Storytelling textile, depicting Dandiya Raas, the traditional folk dance from of Gujarat 

Storytelling textiles

This time I had a beautiful encounter with a lively 70 plus woman, named Meghiben. She is an independent, self confident, skilled craftswoman. She knows ahir embroidery, appliqué and patchwork. She confidently told me that she can do all forms of embroidery. Meghiben is very open to collaborate with artists and designers. 


Meghiben pointing at the QR code and sharing the story of Holika

She showed many of her storytelling textiles, in which she applies the above mentioned techniques using left over fabrics.

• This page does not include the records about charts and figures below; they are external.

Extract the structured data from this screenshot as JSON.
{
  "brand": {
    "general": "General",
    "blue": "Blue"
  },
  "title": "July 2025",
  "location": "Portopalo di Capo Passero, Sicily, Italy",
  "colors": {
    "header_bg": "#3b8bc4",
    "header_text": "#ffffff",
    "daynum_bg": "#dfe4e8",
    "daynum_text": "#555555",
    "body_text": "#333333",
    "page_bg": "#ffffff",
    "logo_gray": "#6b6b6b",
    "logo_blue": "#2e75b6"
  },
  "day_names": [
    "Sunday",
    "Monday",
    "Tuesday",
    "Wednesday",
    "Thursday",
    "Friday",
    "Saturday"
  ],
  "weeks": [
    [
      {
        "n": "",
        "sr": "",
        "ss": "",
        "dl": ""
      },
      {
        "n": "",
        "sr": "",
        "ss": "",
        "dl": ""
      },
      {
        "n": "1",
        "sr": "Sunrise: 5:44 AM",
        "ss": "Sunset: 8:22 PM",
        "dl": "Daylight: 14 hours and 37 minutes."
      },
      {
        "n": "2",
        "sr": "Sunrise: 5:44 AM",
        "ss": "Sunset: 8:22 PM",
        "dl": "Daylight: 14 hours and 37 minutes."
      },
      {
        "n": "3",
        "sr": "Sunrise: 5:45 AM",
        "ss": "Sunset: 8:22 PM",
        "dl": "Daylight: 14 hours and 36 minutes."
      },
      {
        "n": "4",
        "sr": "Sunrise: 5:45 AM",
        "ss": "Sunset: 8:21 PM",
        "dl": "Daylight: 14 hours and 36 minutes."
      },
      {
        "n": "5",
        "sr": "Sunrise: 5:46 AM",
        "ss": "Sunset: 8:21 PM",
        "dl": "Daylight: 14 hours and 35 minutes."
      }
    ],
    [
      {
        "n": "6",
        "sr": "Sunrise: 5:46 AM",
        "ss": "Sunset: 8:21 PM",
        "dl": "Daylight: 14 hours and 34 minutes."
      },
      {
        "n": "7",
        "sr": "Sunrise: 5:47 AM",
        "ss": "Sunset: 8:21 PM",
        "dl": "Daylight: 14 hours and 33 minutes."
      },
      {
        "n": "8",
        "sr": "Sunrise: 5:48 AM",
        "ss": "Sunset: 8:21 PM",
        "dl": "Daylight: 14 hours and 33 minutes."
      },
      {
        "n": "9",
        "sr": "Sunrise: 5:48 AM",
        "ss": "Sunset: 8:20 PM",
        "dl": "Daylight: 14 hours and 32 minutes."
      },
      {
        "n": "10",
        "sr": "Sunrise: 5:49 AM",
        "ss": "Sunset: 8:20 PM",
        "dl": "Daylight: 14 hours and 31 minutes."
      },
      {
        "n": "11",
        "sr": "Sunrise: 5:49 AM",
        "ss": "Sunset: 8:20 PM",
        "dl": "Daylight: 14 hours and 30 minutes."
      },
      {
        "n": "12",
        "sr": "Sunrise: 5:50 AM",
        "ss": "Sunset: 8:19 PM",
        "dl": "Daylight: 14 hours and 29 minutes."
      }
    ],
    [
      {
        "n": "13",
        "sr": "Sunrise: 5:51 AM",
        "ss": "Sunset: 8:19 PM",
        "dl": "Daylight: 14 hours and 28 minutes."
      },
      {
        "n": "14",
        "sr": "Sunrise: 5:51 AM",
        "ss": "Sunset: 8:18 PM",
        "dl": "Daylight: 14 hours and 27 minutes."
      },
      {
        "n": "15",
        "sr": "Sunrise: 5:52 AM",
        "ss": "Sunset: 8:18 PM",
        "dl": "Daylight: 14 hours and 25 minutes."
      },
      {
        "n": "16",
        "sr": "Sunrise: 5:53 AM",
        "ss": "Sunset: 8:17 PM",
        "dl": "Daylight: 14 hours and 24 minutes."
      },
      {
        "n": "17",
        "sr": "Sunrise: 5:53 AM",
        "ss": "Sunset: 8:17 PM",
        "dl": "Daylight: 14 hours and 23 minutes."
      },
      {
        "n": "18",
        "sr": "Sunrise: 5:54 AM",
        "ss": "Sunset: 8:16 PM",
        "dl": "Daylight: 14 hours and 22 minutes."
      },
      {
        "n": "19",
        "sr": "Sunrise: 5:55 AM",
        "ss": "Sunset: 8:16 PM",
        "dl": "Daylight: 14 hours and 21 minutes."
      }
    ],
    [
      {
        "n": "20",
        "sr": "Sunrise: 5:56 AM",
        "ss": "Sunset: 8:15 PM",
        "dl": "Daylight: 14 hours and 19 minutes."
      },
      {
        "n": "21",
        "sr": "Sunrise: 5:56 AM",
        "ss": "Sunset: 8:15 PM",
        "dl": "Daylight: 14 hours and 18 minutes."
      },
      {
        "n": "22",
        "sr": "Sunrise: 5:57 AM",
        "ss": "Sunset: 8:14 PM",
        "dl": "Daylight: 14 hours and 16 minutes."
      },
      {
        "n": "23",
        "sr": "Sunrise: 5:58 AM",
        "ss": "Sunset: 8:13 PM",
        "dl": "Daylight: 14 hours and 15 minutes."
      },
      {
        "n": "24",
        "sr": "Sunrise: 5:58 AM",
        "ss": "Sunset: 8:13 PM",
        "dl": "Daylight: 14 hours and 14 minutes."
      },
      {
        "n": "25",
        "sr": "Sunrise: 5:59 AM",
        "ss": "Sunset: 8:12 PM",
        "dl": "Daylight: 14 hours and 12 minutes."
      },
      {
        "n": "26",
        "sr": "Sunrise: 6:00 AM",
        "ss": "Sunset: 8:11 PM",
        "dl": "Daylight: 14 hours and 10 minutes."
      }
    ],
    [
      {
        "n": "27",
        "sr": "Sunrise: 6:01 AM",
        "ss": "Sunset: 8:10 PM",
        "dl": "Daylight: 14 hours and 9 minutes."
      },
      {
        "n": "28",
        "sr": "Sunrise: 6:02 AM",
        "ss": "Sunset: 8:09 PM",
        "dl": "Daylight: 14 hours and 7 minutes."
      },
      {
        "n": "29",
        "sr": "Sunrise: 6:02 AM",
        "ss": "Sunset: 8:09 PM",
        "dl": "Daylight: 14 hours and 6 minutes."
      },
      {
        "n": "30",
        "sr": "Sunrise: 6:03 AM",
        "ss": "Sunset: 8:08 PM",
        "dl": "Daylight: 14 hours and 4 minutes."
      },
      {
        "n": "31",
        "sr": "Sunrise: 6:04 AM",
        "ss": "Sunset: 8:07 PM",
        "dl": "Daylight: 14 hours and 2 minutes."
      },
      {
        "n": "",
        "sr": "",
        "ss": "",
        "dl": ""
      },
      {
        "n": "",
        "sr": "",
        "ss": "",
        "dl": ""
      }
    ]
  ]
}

She explained the various stories, but we only had laughter and our body as a common language.

Then she showed me a very interesting piece from her collection in which I detected a QR code, an image very common in western culture. I wondered how it ended up in this storytelling textile piece. 

I asked her what the QR symbol means to her. She told me the story. Later her son explained me in Hindi that the image symbolizes the burning of Holika, keeping evil out of the house. A ritual conducted before celebrating Holi. For me, personally it is very interesting to understand how images are interpreted differently in varying cultures and how this scrap QR code ended up being a symbol of the Holika fire. 


Ahir embroidery. Women have been making their own garments and decorating them with embroideries for centuries. They make the most interesting color combinations and compositions. Traditionally these embroideries were meant for personal use and dowry.